LeitartikelRekordlaune

Aktien im Höhenflug

Die Aktienmärkte setzen derzeit auf Goldilocks. Doch sind die Risiken, wie die Geldpolitik der Fed oder die Voraussetzung, dass Nvidia stetig liefert, erheblich. Eine Korrektur im Spätsommer ist daher gut möglich.

Aktien im Höhenflug

Dividendentitel

Aktien im Höhenflug

Von Werner Rüppel

Die Märkte setzen derzeit auf Goldilocks. Viel Positives ist aber schon vorweggenommen. Die Risiken sind erheblich.
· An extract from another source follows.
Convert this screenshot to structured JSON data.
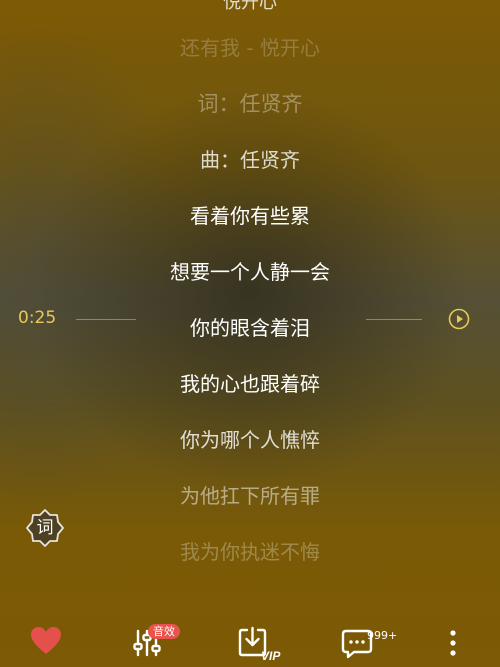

Nachdem sich auch der Mai als Wonnemonat erwiesen hat, sind die Aktienmärkte im Höhenflug. S&P und Nasdaq 100 haben gerade Allzeithochs erreicht, die Nvidia-Aktie ist in den vergangenen Monaten geradezu explodiert und hat den Börsenwert des Chipkonzerns auf mehr als 3 Bill. Dollar getrieben. Und auch der Dax, der zwischenzeitlich mithilfe des Softwareriesen SAP mehrere Hochstände markiert hat, liegt mit rund 18.700 Punkten seit Jahresbeginn rund 12% im Plus.

Da stellt sich schon die Frage, ob die Party an den Märkten weitergeht. Aktuell hat dort ein Goldilocks-Szenario die Oberhand. Die Ingredienzen sind die Erwartung fallender Leitzinsen an die EZB und auch an die Fed, der Boom der Tech-Werte durch Künstliche Intelligenz (KI), ein konjunktureller Lichtblick sowie zumindest insgesamt langsam steigende Unternehmensgewinne.

Großes Fragezeichen Fed

Ein Schlüssel für die haussierenden Aktienmärkte sind die Götter der Märkte, die Notenbanken. Denn Zinssenkungen waren schon immer die Treiber für höhere Kurse von Dividendentiteln. Dank doch deutlicher Erfolge bei der Inflationsbekämpfung hat die EZB gerade erstmals die Leitzinsen im aktuellen Zinszyklus gesenkt. Auch wenn die Teuerungsrate noch über dem 2-Prozent-Ziel der Notenbank liegt und sich die Inflation als hartnäckig erweist, dürfte die EZB langsam und sorgsam abwägend die Leitzinsen sukzessive weiter senken.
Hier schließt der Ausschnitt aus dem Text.